Révocation du droit à l'avortement aux Etats-Unis: existe-t-il un risque similaire en France?

Une manifestante tient une banderole sur laquelle on peut lire
Une manifestante tient une banderole sur laquelle on peut lire

Un arrêt qui soulève des questions sur la place de l'avortement au-delà des Etats-Unis. Vendredi, la Cour suprême américaine a pris une décision historique en révoquant le droit à l'avortement, revenant ainsi sur l'arrêt "Roe v.
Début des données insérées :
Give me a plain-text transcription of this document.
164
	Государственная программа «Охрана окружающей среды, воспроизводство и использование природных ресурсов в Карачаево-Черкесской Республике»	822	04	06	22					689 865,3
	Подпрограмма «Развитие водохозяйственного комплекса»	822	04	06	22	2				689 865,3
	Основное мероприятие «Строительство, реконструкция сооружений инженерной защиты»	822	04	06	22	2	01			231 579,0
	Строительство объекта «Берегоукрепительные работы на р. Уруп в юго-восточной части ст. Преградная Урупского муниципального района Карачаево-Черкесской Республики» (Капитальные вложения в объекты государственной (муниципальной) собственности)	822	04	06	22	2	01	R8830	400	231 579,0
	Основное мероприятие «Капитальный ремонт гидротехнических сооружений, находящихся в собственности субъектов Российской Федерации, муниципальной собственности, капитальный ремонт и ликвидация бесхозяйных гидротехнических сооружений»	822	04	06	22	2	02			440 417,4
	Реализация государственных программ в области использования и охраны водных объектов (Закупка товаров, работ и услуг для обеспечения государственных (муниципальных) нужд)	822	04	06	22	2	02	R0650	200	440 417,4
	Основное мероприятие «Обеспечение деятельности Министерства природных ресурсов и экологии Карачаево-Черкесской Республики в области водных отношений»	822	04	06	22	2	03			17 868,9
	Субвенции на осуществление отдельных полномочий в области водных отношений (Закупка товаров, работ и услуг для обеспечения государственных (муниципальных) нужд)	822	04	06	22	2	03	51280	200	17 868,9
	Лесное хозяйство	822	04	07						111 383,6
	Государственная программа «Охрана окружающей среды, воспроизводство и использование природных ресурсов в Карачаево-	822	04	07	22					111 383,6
Wade", qui faisait office de jurisprudence en la matière depuis 1973. Depuis, chaque Etat peut choisir librement de se prononcer pour ou contre l'autorisation de l'IVG. De quoi réveiller quelques inquiétudes sur la stabilité de ce droit, instauré en France en 1975 grâce à la loi Veil.

"C'est une loi qui doit toujours bouger, ne jamais stagner, parce qu'on sait qu'elle peut reculer [...] Il y a besoin d'une parole politique et d'actes politiques pour faire en sorte que ce soit un droit fondamental en France, en Europe et dans le monde", estime ce samedi matin Sarah Durocher, co-présidente nationale du Planning Familial, interrogée sur BFMTV.

D'après elle, cette possibilité de choisir doit d'autant plus être protégée qu'elle est désormais menacée ou restreinte dans certains pays d'Europe, à l'image de la Pologne. "Il y a aujourd'hui des mouvements anti-choix qui font de la désinformation [...] Il y a encore énormément de mauvaises idées qui passent sur l'avortement."

"Un problème très spécifique aux Etats-Unis"

Ce sentiment est partagé dans les rangs de plusieurs autres associations féministes. "En France, ne croyez pas que nous sommes à l'abri. [...] C'est un jour sombre pour le droit des femmes", a tweeté l'organisation NousToutes.

Pourtant, rappelle Gwénaële Calvès, professeure de droit public et constitutionnel contactée ce samedi par BFMTV.com, les Etats-Unis ne font que revenir à un système qui s'applique déjà en France, à savoir que le droit à l'avortement revient entre les mains d'un législateur, non plus inscrit dans la Constitution.

"En France, le juge constitutionnel ne se prononce pas sur ce terrain, c'est le législateur [le Parlement, NDLR]. Ce qui se passe aux Etats-Unis est donc déjà en vigueur en France", détaille-t-elle.

Le Parlement français pourrait-il abroger le droit à l'IVG? "Ça pourrait arriver, mais pour cela il faudrait qu'une majorité se prononce dans ce sens, et j'ai de gros doutes sur ça. [...] En France, il y a des problèmes d'accès à l'IVG et des difficultés pour le rendre effectif. Mais nous ne sommes pas menacés par une abrogation de la loi Veil", avance Gwénaële Calvès.

Le problème est, selon elle, "très spécifique aux Etats-Unis". Si un recul similaire est observé en Pologne, "on imagine mal que cela puisse arriver ailleurs en Europe".

Inscrire le droit à l'IVG dans la Constitution?

En réaction au revirement de la Cour suprême aux Etats-Unis, l'idée d'une inscription du droit à l'avortement dans la Constitution commence pourtant à faire son chemin en France. Ce samedi, la cheffe de file des députés LREM Aurore Bergé annonce avoir déposé une proposition de loi pour aller dans ce sens.

La veille, c'était la Nupes, l'alliance des partis de gauche formée pour les élections législatives, qui annonçait son intention de déposer cette même proposition sous l'impulsion de Mathilde Panot.

Pour que ce droit entre dans la Constitution, "il faut qu'il y ait une proposition de loi constitutionnelle, qu'elle soit votée par les deux assemblées. La question qui se pose, c'est: est-ce que c'est utile? [...] Je ne vois pas qui remettrait en cause cette possibilité" d'accéder à l'IVG, estime, ce samedi sur BFMTV, Didier Maus, constitutionnaliste.

Un avis partagé par Gwénaële Calvès: "Cela permettrait de protéger ce droit contre une majorité parlementaire qui voudrait l'abroger. Mais quelle est la réalité de cette menace en France? Aucun parti ne milite pour l'abroger actuellement."